Hormones further execute the process of remodeling with which the desired changes are effected into your musculature.
The type and the amount of stress your body is subjected to, determines the type and amount of change in your muscular structure and form.
The body will always strive to adjust itself to the activity or inactivity you subject it to. If you run long distances regularly, the body will strive to adjust itself to the circumstances – the stress and the jogging – by reducing weight.
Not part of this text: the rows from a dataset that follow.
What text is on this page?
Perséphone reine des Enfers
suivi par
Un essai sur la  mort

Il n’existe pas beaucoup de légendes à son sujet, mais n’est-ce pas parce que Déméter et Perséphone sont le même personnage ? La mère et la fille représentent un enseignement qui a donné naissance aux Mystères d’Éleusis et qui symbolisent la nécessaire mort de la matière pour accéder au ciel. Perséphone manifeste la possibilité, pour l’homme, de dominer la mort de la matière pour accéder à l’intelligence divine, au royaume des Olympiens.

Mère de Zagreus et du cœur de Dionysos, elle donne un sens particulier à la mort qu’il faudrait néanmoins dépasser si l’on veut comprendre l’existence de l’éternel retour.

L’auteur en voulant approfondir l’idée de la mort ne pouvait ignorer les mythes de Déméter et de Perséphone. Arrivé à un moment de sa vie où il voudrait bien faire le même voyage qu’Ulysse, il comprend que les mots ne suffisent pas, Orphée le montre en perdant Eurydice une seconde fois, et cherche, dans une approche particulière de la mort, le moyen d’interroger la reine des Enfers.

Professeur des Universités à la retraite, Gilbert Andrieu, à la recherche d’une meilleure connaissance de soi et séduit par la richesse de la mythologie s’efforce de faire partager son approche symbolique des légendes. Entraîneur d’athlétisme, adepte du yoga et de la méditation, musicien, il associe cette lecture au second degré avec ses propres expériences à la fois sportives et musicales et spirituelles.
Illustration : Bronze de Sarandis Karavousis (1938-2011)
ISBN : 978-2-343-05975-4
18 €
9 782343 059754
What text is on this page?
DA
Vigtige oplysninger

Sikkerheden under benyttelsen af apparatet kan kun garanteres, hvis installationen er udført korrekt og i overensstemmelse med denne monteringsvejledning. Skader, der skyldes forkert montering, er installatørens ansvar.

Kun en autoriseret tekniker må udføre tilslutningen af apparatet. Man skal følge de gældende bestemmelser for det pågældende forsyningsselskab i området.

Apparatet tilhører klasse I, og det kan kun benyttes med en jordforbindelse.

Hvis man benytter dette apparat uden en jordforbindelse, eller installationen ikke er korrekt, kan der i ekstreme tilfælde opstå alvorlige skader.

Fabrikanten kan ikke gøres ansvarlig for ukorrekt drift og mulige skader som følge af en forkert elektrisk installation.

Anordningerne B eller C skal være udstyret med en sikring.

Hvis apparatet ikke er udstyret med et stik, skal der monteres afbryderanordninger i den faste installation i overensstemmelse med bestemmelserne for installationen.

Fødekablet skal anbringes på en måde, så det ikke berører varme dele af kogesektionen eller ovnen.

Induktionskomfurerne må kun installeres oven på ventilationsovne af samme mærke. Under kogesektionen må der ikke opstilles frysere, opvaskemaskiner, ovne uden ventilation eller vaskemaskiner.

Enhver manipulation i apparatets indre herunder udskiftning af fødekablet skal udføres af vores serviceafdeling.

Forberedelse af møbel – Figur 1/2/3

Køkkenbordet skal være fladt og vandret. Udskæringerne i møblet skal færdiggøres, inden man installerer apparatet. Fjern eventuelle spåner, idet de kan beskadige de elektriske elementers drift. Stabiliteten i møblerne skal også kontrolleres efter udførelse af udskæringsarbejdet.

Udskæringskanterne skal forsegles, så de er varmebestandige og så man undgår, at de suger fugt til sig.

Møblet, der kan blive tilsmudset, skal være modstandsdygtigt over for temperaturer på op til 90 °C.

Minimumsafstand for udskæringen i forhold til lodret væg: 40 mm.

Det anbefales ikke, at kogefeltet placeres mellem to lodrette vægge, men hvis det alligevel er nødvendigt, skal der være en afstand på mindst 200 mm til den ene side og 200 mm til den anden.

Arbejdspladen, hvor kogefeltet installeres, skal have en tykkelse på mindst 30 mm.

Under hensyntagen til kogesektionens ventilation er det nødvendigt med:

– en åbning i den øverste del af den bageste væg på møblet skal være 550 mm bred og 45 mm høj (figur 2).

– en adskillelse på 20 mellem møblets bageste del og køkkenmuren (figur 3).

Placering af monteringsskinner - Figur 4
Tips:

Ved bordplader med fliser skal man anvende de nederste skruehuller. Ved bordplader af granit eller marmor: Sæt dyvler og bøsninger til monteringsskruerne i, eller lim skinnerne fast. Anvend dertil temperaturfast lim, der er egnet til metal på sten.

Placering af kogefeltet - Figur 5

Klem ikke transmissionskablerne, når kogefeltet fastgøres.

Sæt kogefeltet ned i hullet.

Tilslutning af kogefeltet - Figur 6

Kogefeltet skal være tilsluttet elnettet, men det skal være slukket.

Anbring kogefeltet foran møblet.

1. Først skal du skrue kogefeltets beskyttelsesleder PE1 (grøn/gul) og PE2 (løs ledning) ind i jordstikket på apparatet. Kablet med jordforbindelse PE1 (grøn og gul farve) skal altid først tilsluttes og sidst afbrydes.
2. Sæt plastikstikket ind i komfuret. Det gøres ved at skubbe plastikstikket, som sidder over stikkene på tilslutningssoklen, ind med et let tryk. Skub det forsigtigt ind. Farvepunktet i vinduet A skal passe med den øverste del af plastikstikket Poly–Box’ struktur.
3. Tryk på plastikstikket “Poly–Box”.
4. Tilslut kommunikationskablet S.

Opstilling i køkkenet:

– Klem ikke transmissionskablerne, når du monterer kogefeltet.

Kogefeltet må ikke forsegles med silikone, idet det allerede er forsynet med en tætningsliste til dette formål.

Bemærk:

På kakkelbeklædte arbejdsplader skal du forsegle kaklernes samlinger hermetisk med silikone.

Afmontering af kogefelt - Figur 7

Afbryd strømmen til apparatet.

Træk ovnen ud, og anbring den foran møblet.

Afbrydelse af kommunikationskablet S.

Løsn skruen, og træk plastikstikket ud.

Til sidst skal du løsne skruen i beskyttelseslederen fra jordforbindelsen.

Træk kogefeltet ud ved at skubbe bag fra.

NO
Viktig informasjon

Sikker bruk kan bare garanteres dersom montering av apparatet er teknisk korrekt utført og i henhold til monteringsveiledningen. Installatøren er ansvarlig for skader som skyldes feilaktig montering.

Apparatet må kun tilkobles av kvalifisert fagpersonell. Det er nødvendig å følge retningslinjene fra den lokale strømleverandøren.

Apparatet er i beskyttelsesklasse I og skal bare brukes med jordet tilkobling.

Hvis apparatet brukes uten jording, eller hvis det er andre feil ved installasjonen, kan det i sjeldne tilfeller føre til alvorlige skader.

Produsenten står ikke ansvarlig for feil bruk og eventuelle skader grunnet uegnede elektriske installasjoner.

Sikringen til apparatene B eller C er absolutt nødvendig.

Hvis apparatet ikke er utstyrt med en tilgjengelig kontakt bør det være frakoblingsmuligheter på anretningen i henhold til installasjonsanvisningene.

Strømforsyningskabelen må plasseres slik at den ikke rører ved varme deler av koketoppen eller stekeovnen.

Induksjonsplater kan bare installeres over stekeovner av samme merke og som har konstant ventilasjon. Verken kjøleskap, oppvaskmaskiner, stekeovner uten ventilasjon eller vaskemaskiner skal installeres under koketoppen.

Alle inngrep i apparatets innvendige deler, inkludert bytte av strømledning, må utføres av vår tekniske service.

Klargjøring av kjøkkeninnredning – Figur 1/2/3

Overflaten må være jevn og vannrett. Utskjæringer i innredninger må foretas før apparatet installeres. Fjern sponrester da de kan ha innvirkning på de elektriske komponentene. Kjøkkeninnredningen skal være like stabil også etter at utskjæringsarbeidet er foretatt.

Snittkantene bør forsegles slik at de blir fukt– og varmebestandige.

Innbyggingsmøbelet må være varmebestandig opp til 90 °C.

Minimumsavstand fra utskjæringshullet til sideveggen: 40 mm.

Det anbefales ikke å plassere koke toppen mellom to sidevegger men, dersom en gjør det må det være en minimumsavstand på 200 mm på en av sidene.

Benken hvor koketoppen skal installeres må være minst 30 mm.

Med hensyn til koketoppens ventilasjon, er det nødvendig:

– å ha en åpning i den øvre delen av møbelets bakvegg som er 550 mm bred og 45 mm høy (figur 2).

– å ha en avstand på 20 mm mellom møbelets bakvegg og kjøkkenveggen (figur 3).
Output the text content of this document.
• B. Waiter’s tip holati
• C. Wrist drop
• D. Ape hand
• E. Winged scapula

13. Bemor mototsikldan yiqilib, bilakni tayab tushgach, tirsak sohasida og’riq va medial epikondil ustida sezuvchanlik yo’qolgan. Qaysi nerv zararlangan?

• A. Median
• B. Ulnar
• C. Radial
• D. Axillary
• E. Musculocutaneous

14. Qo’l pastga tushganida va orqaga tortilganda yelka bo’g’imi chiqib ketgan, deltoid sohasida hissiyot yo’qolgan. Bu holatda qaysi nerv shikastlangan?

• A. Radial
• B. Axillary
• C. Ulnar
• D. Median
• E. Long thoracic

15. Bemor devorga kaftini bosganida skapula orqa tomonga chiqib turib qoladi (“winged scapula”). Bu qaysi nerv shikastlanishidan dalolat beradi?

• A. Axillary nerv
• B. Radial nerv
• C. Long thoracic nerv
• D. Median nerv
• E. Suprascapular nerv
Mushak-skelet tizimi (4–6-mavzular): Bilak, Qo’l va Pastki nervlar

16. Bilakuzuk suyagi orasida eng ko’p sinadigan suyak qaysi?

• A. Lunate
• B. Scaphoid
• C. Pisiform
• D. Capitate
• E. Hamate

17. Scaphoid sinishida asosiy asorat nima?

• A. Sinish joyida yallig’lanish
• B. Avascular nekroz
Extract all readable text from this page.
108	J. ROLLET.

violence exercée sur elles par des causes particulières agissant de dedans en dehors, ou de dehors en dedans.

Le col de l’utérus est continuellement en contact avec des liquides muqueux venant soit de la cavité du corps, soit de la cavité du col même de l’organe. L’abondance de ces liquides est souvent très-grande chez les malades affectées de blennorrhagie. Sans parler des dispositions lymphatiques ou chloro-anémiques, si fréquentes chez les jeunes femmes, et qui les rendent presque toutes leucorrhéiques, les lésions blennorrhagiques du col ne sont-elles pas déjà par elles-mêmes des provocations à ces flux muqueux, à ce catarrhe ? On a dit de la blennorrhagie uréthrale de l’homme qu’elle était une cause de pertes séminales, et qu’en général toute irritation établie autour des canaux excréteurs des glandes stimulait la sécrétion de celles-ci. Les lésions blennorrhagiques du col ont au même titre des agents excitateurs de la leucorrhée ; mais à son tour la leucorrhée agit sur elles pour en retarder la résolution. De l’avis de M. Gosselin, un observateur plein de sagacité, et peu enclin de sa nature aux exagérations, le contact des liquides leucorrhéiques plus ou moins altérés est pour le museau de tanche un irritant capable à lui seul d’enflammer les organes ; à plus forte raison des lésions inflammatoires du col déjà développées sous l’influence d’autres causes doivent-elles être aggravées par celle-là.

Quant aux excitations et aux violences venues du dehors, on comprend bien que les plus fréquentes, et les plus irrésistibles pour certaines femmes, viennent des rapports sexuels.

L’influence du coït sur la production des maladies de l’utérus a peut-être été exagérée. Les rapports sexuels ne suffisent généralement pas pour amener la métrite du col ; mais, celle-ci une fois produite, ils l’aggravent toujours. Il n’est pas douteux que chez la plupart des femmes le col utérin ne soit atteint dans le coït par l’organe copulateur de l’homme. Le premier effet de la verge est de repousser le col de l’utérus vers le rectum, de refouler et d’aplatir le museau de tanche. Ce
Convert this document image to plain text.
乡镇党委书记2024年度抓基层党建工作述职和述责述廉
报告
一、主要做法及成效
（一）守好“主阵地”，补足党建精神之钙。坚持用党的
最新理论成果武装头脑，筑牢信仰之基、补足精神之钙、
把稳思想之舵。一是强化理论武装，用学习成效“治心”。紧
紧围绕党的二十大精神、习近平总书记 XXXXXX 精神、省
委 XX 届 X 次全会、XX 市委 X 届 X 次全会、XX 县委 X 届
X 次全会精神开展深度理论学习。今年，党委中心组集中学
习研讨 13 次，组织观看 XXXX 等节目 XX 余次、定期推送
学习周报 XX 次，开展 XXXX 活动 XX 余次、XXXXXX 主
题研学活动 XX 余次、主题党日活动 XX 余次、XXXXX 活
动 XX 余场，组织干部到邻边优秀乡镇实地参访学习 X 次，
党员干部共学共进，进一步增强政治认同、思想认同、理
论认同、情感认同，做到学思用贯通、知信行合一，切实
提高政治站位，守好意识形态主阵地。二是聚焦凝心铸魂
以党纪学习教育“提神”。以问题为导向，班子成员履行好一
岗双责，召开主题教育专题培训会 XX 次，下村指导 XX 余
Weight is extra burden and makes the jogging more difficult. A note: this is an example which serves to explain the nature and mechanics of the body, not an example that advises jogging in order to lose fat. Frequent and long-lasting jogging has negative hormonal effects. Muscles are part of the weight. The body will strive to reduce them.
That’s the reason why marathon runners are skinny.
Adaptations from weight training are not automatically beneficial to your health and form. You need to subject your body to the proper amount and type of stress in order to produce the desired transformations.
What do you want to achieve?
The weight-training program and nutrition guidelines must be formed depending on your current body type and on what you want to achieve through weight training.
Do you want lose body fat? Increase strength? Are you skinny and want to increase your muscle mass? Are you beginner from scratch? Do you train for a few months, years? You have a good muscle mass but have hit a plateau?
All these questions will help determine your next steps with resistance training. What workout program to choose? Should you train with heavy or light weights? How long and how often? Do many or fewer repetitions? Should you jog? Long distance or short? Moderate speed, fast or sprints? What to eat? Carbohydrates, proteins, fats? What ratio?